You’ve shown yourself to be more interested in pushing your own agenda than in what actually happens, and now you’re proving it conclusively. You don’t get to ask me again and again what I’ve already answered. Unless you go back to my explanation of G that I even handed you a link to, and you find some actual problem in there (”It doesn’t support my pet theory” doesn’t count), then I consider this conversation over. You’ve proved conclusively that you’re a quack, and a hack who knows absolutely nothing about the subject you rail against. Go tilt against your windmills somewhere else.

June 12th, 2007 at 6:35 pm

There is no ambiguity. Physicists oversimplify the explanation. The more refined statement is as I said: Cavendish made measurements, and after the fact that data was used to give a numerical value for G.

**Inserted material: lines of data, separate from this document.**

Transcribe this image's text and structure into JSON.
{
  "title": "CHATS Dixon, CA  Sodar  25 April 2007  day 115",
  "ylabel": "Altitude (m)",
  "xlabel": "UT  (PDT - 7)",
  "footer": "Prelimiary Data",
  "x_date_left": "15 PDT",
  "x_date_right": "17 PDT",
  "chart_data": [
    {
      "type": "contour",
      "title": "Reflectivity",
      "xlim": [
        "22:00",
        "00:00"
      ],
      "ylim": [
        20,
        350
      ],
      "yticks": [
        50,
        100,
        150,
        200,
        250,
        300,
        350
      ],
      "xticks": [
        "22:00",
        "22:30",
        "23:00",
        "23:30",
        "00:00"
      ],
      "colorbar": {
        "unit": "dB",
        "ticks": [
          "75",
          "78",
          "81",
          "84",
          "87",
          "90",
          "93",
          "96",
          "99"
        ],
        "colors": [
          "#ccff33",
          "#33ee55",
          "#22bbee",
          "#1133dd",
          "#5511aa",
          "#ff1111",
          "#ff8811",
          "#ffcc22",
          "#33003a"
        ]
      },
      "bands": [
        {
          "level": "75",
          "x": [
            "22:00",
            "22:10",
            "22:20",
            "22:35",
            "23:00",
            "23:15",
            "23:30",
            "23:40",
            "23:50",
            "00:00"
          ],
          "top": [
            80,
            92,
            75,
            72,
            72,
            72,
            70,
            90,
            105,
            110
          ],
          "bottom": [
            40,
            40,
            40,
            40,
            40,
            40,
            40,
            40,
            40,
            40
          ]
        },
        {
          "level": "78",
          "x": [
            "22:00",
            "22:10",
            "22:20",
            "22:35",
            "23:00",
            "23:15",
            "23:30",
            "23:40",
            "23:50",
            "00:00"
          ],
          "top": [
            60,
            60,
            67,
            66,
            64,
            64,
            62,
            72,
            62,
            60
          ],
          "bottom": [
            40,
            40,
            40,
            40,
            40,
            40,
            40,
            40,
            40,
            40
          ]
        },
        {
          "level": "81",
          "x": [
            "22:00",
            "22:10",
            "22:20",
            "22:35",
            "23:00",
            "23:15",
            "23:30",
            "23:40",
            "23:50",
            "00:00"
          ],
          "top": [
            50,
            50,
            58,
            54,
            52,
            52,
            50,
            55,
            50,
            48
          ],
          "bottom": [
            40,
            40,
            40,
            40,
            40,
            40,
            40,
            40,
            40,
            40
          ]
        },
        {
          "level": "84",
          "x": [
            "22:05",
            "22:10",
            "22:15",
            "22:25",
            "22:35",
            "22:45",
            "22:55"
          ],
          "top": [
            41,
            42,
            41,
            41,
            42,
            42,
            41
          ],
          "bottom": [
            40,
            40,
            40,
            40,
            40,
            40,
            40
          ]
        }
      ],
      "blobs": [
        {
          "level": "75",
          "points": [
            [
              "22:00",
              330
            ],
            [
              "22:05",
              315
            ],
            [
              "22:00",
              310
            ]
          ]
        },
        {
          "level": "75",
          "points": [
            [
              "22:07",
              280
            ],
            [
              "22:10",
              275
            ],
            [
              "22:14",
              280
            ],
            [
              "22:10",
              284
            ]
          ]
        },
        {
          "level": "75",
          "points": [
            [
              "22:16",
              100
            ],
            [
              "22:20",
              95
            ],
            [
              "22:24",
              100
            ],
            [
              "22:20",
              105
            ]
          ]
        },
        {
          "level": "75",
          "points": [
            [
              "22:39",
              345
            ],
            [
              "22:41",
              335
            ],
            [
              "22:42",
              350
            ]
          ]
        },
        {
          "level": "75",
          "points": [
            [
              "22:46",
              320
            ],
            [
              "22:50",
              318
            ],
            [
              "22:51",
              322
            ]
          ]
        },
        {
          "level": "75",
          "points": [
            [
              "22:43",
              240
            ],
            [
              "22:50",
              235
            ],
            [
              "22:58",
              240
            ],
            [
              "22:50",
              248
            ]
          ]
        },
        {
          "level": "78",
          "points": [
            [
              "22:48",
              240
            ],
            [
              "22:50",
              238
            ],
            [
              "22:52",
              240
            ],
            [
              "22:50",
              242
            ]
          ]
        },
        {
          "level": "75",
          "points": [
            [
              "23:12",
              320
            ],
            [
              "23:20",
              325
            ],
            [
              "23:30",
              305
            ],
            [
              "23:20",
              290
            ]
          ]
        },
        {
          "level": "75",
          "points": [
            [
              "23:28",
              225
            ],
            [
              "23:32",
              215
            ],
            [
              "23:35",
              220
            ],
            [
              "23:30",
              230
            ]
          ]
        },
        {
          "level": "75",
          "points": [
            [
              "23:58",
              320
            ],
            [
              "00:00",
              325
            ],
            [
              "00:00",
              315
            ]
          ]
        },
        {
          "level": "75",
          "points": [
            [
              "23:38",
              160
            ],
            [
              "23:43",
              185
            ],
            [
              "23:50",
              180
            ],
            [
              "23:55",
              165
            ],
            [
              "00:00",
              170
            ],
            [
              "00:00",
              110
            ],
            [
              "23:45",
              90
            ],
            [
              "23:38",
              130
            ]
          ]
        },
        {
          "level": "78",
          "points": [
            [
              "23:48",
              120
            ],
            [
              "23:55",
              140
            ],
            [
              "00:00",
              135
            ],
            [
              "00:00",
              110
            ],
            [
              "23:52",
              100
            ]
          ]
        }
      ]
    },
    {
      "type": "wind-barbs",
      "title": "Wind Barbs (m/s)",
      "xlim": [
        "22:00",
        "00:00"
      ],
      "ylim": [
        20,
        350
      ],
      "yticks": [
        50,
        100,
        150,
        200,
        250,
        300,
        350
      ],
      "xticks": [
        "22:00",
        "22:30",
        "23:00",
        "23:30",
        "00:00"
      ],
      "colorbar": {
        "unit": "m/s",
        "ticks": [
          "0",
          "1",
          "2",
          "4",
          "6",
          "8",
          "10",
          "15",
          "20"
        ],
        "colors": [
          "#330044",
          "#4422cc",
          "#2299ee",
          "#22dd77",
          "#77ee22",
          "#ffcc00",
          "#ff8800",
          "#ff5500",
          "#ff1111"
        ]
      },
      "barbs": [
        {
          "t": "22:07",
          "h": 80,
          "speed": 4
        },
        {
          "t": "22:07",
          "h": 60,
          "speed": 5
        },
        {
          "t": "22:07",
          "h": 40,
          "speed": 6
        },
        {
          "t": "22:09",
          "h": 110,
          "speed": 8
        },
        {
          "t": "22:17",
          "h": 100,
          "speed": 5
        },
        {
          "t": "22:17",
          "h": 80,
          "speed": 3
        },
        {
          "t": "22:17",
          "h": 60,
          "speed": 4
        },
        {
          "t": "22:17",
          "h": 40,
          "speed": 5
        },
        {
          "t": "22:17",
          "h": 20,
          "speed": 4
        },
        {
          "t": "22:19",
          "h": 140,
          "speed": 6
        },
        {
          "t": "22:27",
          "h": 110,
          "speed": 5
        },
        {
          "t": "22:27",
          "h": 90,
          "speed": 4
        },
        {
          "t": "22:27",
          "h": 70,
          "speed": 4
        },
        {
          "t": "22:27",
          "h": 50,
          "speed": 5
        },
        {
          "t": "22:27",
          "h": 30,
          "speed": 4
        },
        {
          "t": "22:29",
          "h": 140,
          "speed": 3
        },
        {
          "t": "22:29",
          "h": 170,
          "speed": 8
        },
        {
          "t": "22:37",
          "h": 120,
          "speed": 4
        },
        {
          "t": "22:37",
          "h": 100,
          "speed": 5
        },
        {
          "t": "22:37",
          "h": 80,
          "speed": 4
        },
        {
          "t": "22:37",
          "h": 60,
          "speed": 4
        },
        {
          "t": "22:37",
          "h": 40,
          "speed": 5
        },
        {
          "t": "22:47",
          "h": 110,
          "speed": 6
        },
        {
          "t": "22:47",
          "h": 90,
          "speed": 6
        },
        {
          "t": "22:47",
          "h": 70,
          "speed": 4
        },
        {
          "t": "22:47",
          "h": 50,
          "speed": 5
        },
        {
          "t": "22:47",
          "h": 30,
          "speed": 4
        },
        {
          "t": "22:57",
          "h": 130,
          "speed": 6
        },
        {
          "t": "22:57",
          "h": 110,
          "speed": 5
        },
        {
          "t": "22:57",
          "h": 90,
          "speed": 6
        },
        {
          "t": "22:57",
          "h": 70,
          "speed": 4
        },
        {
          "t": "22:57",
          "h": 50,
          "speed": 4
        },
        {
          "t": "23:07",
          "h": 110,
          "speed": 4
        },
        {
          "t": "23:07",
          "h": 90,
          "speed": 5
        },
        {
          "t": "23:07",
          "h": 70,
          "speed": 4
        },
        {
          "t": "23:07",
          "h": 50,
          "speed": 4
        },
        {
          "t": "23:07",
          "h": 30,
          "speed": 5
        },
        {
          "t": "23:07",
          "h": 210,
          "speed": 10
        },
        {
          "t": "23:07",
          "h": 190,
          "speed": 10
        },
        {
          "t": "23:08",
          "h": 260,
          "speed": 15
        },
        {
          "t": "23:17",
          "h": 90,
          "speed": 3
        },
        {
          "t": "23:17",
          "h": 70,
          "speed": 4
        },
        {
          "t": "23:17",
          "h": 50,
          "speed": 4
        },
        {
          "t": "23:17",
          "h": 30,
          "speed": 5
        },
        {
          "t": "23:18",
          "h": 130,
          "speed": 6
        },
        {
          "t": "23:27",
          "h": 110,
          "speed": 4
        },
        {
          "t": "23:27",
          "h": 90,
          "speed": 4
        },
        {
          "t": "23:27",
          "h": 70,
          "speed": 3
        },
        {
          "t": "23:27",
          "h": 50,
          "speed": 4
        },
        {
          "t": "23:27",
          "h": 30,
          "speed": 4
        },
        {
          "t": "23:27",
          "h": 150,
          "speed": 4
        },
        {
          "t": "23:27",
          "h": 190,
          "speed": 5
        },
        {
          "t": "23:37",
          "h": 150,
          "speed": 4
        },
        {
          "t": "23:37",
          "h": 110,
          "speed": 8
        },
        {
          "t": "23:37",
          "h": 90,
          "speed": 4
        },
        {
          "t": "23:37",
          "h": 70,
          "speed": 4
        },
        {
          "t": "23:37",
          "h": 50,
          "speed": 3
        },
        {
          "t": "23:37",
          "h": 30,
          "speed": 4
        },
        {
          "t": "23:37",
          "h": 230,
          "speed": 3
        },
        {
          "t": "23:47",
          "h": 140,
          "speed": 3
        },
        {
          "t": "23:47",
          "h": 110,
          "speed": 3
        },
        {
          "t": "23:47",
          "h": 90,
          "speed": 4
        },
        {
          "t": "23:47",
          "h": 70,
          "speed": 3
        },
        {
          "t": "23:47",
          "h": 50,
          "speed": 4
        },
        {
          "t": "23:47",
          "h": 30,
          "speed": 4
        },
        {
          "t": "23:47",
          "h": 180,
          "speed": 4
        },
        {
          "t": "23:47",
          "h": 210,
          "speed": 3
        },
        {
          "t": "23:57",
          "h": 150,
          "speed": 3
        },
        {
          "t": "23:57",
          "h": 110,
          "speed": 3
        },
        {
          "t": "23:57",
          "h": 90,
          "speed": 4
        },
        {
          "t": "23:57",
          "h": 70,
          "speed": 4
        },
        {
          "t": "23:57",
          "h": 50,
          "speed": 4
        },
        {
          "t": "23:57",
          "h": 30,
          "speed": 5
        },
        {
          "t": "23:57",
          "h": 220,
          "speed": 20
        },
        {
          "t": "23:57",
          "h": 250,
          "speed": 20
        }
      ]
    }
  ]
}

Yes, I’ve already agreed that the standard statement is inaccurate on its face. The remedy, however, is not in throwing out independently-verified experimental evidence. The remedy is to make the statements more accurately reflect the history.

June 18th, 2007

Of course Newton’s “force” doesn’t exist in nature. I don’t know a respectable physicist who would say that it really does. What they say is that Newton’s equations describe a model which gives very accurate predictions at everyday scales.

Then they note that Newtonian mechanics fails in areas where relative velocities are large. In those cases the predictions are no longer so accurate, but we have other models (special relativity) to take up the slack. Similarly, Newtonian mechanics fails in the area of very small actions, and we have yet more models (quantum mechanics) to pick up that slack.

See, physicists don’t hold that Newtonian mechanics is the is-all-end-all the way you pretend they do. They recognize failures of the Newtonian model and devise newer, more accurate models in response.

June 20th, 2007

angry, of course pioneer ignores the fact that when physicists use the term “is” or otherwise speak in semantically realist terms that it’s intended to be expanded into model-theoretic semantics. The whole rant against the straw-man of “Newtonism” is based on this (intentional?) misunderstanding.

So much of the language of physics is shorthand, and pioneer insists on confusing the shorthand for ontological statements.

June 26, 2007

Here we are not talking about Newtonism. We are talking about a specific symbol in physics.

Bullshit, you swing back and forth between the general attacks on the establishment of physics and this particular point whenever it suits you. Whenever we respond to one point you move to the other. It’s a cheap trick, designed to hide the fact that you’re wrong on both counts.